Channel9.id-Jakarta. Kementerian Kebudayaan Republik Indonesia menjadwalkan peluncuran video aransemen baru lagu “Hari Merdeka” oleh Erwin Gutawa pada 2026, Minggu (16/8/2026), pukul 19.00 WIB melalui siaran langsung TVRI Nasional.
Berdasarkan publikasi di media sosial @kemenkebud, gubahan aransemen baru oleh Erwin Gutawa itu melibatkan instrumen musik bambu tradisional angklung lewat kolaborasi bersama musisi Manshur Praditya
Tayangan dalam rangka menyambut Hari Ulang Tahun ke-81 Kemerdekaan Republik Indonesia tersebut dijadwalkan untuk diresmikan langsung oleh Menteri Kebudayaan Fadli Zon.
Rekaman pertunjukan yang diunggah di kanal YouTube @Kemenhub151 itu menunjukkan penampilan Twilite Orchestra pimpinan Addie MS memperdengarkan aransemen dengan harmoni instrumen tiup, alat musik gesek, serta ketukan “snare drum” sepanjang lagu.
Hasil penelusuran lebih lanjut mencatat nama Singgih Sanjaya sebagai komposer Indonesia modern yang pertama kali menggubah aransemen orkes lagu karya Husein Mutahar tersebut pada 1997.
Berdasarkan “liner notes” lagu di album “Simfoni Negeriku” yang dirilis pada 1998, gubahan aransemen lagu oleh Singgih Sanjaya tersebut direkam di Melbourne, Australia oleh Victorian Philharmonic Orchestra di bawah arahan konduktor Addie MS.
Dalam siaran langsung peluncuran lagu “Hari Merdeka” di TVRI Nasional, yang dipantau dari Jakarta, Minggu (16/8/2026) malam, musisi yang tampil dalam proyek tersebut ialah Shabrina Leanor, Ardhito Pramono, Novia Bachmid, Ruth Sahanaya, Harvey Malaihollo, Titik Hamzah, Vina Panduwinata, Judika, Ahmad Albar, Rita Butar Butar.

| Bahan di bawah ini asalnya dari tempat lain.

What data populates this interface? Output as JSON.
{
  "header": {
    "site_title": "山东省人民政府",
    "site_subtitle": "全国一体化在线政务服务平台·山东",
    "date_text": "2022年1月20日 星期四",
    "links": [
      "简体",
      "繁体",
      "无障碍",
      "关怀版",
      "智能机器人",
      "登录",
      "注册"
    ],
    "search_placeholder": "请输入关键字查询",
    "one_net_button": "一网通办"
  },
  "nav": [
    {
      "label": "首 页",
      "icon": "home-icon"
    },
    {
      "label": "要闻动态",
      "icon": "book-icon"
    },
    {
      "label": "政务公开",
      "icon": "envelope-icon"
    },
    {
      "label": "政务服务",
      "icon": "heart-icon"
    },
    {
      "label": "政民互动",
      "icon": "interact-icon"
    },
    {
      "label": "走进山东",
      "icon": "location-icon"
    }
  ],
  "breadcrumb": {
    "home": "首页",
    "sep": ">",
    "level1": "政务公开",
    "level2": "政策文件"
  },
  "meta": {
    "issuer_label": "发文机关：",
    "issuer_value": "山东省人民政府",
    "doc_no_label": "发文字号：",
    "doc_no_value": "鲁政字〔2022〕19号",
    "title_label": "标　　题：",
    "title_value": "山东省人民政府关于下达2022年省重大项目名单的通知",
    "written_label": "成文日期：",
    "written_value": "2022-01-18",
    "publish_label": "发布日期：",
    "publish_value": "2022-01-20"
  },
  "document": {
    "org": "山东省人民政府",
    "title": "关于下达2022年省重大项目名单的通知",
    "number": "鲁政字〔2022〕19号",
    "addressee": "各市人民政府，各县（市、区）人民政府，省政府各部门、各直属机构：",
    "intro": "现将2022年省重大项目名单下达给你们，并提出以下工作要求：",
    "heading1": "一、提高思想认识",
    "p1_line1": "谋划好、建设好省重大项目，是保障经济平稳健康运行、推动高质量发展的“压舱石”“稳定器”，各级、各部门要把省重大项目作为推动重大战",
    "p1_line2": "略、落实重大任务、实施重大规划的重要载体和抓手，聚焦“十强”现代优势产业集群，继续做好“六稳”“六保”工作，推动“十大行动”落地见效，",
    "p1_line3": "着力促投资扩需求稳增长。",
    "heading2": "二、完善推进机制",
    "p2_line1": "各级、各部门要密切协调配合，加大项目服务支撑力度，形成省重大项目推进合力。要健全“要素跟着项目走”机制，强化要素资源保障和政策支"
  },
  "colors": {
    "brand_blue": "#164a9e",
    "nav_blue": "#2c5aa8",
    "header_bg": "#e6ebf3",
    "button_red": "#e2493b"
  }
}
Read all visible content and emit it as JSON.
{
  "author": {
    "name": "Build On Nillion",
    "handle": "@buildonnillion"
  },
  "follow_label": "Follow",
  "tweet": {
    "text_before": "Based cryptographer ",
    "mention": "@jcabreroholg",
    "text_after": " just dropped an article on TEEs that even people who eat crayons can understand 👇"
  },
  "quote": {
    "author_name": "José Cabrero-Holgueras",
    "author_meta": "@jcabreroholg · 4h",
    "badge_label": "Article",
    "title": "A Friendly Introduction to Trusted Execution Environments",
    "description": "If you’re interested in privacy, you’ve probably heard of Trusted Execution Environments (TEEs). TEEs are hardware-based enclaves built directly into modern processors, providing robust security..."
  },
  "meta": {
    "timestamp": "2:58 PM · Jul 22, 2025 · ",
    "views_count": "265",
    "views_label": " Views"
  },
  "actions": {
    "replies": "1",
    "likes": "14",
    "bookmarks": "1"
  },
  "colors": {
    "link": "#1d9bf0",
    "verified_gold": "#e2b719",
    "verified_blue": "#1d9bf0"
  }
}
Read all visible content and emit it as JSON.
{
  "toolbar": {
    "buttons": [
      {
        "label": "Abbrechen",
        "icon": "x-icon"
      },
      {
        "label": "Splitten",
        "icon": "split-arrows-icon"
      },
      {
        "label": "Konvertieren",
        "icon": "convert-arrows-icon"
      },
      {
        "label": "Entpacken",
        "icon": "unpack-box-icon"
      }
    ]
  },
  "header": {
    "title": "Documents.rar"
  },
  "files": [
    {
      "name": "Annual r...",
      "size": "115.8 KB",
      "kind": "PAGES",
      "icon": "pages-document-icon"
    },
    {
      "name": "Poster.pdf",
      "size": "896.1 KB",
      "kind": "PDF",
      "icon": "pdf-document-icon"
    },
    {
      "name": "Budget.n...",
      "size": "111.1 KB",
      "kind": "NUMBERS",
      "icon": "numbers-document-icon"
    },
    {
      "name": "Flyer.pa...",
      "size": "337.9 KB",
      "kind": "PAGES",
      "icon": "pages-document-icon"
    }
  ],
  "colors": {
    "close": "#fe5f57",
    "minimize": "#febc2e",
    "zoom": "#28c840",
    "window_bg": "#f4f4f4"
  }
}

Erwin Gutawa menjelaskan batasan utama dalam mengaransemen ulang lagu perjuangan terletak pada ikatan kuat antara karya musik dengan peristiwa sejarah saat lagu itu diciptakan. Atas dasar prinsip itu, Erwin memutuskan untuk tetap mempertahankan pakem irama ketukan asli pada aransemen baru tersebut.
“Husein Mutahar memilih irama lagunya, bentuk melodinya memilih dengan irama marching, kayak derap langkah begitu, itu untuk mewakili semangat yang kuat karena waktu itu tahun 1946 kita memerlukan semangat tersebut,” kata Erwin menjelaskan.
Erwin menerangkan bahwa setiap musisi sebenarnya memiliki kebebasan interpretasi. Namun, nilai historis dari sebuah lagu perjuangan merupakan hal mutlak yang tidak boleh dihilangkan secara serta-merta.
“Namun, biasanya dalam konteks lagu perjuangan atau lagu nasional, nilai-nilai serta rasa di dalamnya tidak boleh diganti dan jangan sampai hilang,” terangnya.
Video aransemen baru lagu “Hari Merdeka” karya Husein Mutahar garapan komposer Erwin Gutawa disaksikan ratusan kali hanya dalam hitungan jam sejak disiarkan di kanal YouTube secara serentak pada Minggu malam, pukul 20.00 WIB.
Video aransemen itu dapat disaksikan melalui kanal YouTube resmi Kementerian Kebudayaan Republik Indonesia (Kemenbud) serta Kanal Indonesiana TV.
Menteri Kebudayaan Fadli Zon memuji hasil produksi audio-visual tersebut karena sukses menyajikan aransemen megah (grande) sekaligus relevan dengan semangat zaman generasi muda saat ini.
“Iya, menurut saya sih luar biasa. Terima kasih banyak ini Mas Erwin dan seluruh penyanyi ini. Satu hasil kerja singkat, cepat, efisien, padat, gitu ya. Luar biasa. Bangga, gitu ya. Jadi, grande-nya lagu itu dan semangat zamannya juga terlihat dari mulai pembuka dan juga di akhir. Jadi, kita menjadikan lagu ini semakin relevan dan sesuai dengan semangat zamannya,” kata Fadli Zon.
Fadli Zon menegaskan bahwa musik Indonesia yang merdeka adalah musik yang membawa budaya bangsa semakin dikenal di seluruh dunia.
“Yang membawa budaya kita semakin dikenal seluruh dunia,” ujar Fadli Zon.